Que hace una novicia como tú saliendo del convento - donde vives desde que te metieron allí cuando eras una niña pequeña - dentro de las coordenadas del momento histórico que lo haces (antes de hacer los votos, para conocer a una tía con pasado turbio, y cuando hay un gobierno autoritario polaco, etc) y al hacerlo así te presentas a un espectador mundano y sabelotodo como yo en el momento histórico en que vive (relativismo moral, más grandes dosis de censura y autocensura en el ambiente, es decir, el conflicto como lenguaje de las relaciones humanas). Fíjate en la que te has metido. O mejor, cabría decir, en qué lío me has metido si decido seguir tu peripecia en compañía de tu bohemia tía y todo lo demás que la envuelve, y me envuelve.
Verás, como dice algún que otro espectador de la tertulia que te ha visto como yo, es que resulta muy difícil identificarse con tu aventura extraconventual si siempre vas vestida de uniforme de novicia de los pies a la cabeza. Lo que pasa, ahora que lo pienso le digo a mi colega tertuliano, es que todos los personajes que aparecen en todas las películas van vestidos de uniforme, al igual que los espectadores que las miramos. Tampoco me cuesta mucho intuir que esos espectadores, que no se identifican con Ida por ir disfrazada de novicia, no asistieron a la película que dirige Paweł Pawlikowski disfrazados de cabaretera o algo así. Tampoco los espectadores de estos pagos vivimos en la Polonia soviética, ni tenemos una tía judía que se ha dedicado a juzgar y condenar a los disidentes del régimen totalitario de aquellos lares. Aunque lo de la tía es más común que pueda ser compartido - quien no tiene por ahí oculto un familiar que perteneció a los represores franquistas o a las checas comunistas -, lo que supongo cuesta aceptar a esos espectadores es lo del uniforme de novicia. Si se lo hubiese quitado al salir del convento, vistiéndose como manda el canon civil de una sociedad totalitaria, la cosa habría cambiado a la hora de mirar la peli. Pero Ida sale del convento, no lo olvidemos, para llevar a cabo una misión laica, no evangelizadora, que no es otra que conocer al único pariente que le queda, su tía Wanda hermana de su madre, antes de coger los votos de monja, es decir, antes de ser verdaderamente una religiosa. Y es que con la religión hemos topado. Por más que los filósofos y los antropólogos digan que lo que pensamos y hacemos los laicos y ateos de todo pelaje y condición no es otra cosa que imitar como bellacos el paradigma milenario de la Iglesia católica apostólica y romana. Me refiero al Vaticano para entendernos, claro está. Que la promesa de la vida eterna sea antes o después de la muerte, según mires al cielo o al bolsillo es una minucia no tiene la menor importancia. Pues dentro de cien años, ya sabe, todos calvos.
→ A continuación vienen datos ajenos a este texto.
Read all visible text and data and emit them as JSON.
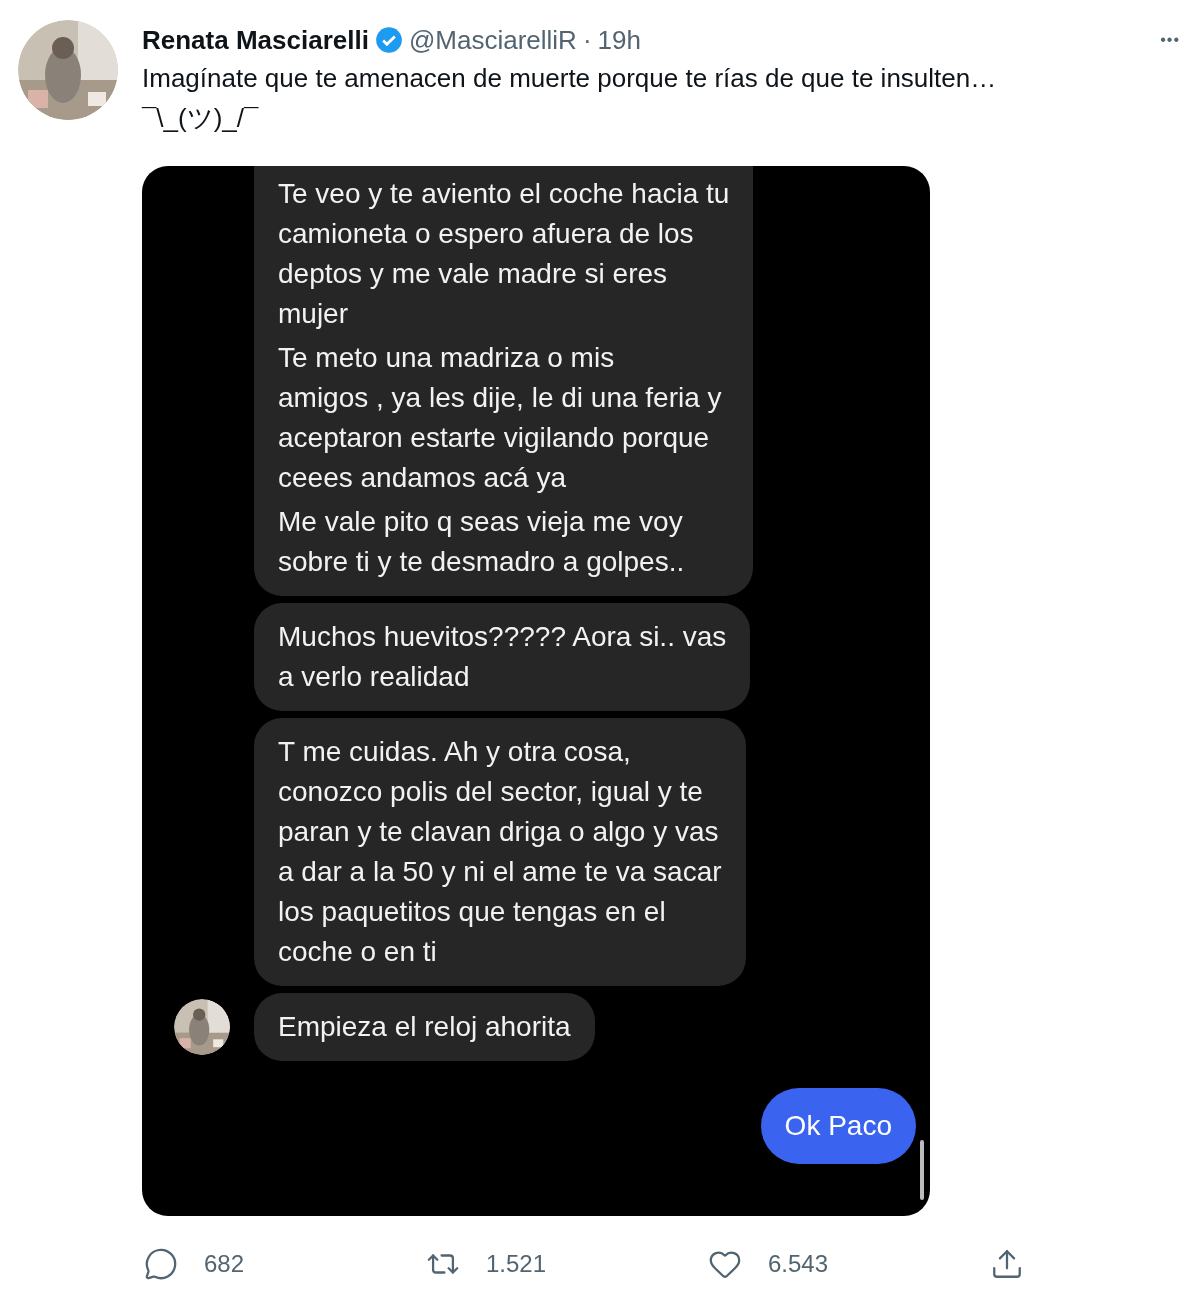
{
  "tweet": {
    "author": {
      "name": "Renata Masciarelli",
      "verified": true,
      "handle": "@MasciarelliR",
      "separator": "·",
      "time": "19h"
    },
    "more": "•••",
    "text": [
      "Imagínate que te amenacen de muerte porque te rías de que te insulten…",
      "¯\\_(ツ)_/¯"
    ],
    "chat": {
      "messages": [
        {
          "kind": "received",
          "cut_top": true,
          "paragraphs": [
            [
              "Te veo y te aviento el coche hacia tu",
              "camioneta o espero afuera de los",
              "deptos y me vale madre si eres",
              "mujer"
            ],
            [
              "Te meto una madriza o mis",
              "amigos  , ya les dije, le di una feria y",
              "aceptaron estarte vigilando porque",
              "ceees andamos acá ya"
            ],
            [
              "Me vale pito q seas vieja me voy",
              "sobre ti y te desmadro a golpes.."
            ]
          ]
        },
        {
          "kind": "received",
          "paragraphs": [
            [
              "Muchos huevitos????? Aora si.. vas",
              "a verlo realidad"
            ]
          ]
        },
        {
          "kind": "received",
          "paragraphs": [
            [
              "T me cuidas. Ah y otra cosa,",
              "conozco polis del sector, igual y te",
              "paran y te clavan driga o algo y vas",
              "a dar a la 50 y ni el ame te va sacar",
              "los paquetitos que tengas en el",
              "coche o en ti"
            ]
          ]
        },
        {
          "kind": "received",
          "avatar": true,
          "paragraphs": [
            [
              "Empieza el reloj ahorita"
            ]
          ]
        },
        {
          "kind": "sent",
          "paragraphs": [
            [
              "Ok Paco"
            ]
          ]
        }
      ]
    },
    "actions": [
      {
        "kind": "reply",
        "count": "682"
      },
      {
        "kind": "retweet",
        "count": "1.521"
      },
      {
        "kind": "like",
        "count": "6.543"
      },
      {
        "kind": "share"
      }
    ]
  }
}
A mi me pasó lo mismo que a esos espectadores de la tertulia que he mencionado, hasta que apareció el saxofonista en la vida de Ida. Mejor dicho la música del saxofonista. “Me gusta mucho”, es lo primero que dice Ida cuando le pregunta el saxofonista. Anteriormente hemos visto como sus ojos se iban llenando de esa infinito placer para ella desconocido, superando la barrera del uniforme de novicia. Epifanía, asombro, milagro. La música que este hombre consiguió sacarle al instrumento nos puso en contacto y en comunicación a las tres almas. La de Ida con su uniforme, la del saxofonista con el suyo y la mía bajo unos pantalones y una camisa de entre tiempo. Entonces todo cambió en mi vida como espectador de esta película. Todo empezó a encajar de manera inesperada, epifánica me atrevería a decir. Más tarde, lo que le ofrece el novio saxofonista a Ida es tener una vida ocupada y uniformada, no una vida plena, la cual ya la tiene en el convento. Es por ello que no acepta la propuesta del saxofonista, coge la maleta y se vuelve al convento. Al decírselo a Ida el saxofonista se lo dice también al espectador que está a su lado. Es entonces cuánto que tengo que dirimir entre mi vida ocupada y mi vida plena, si acaso la tengo. Entre el tópico tan usado: “no me da la vida”, ocupando el calendario sin contención ni límite y la vida plena a que me lleva a la reflexión y la meditación. En fin, lo que da de sí el cuerpo mientras tengo vacía el alma. Sea como fuere, a Ida en el convento y a mi de vuelta a casa, siempre nos quedará la musica del saxofonista.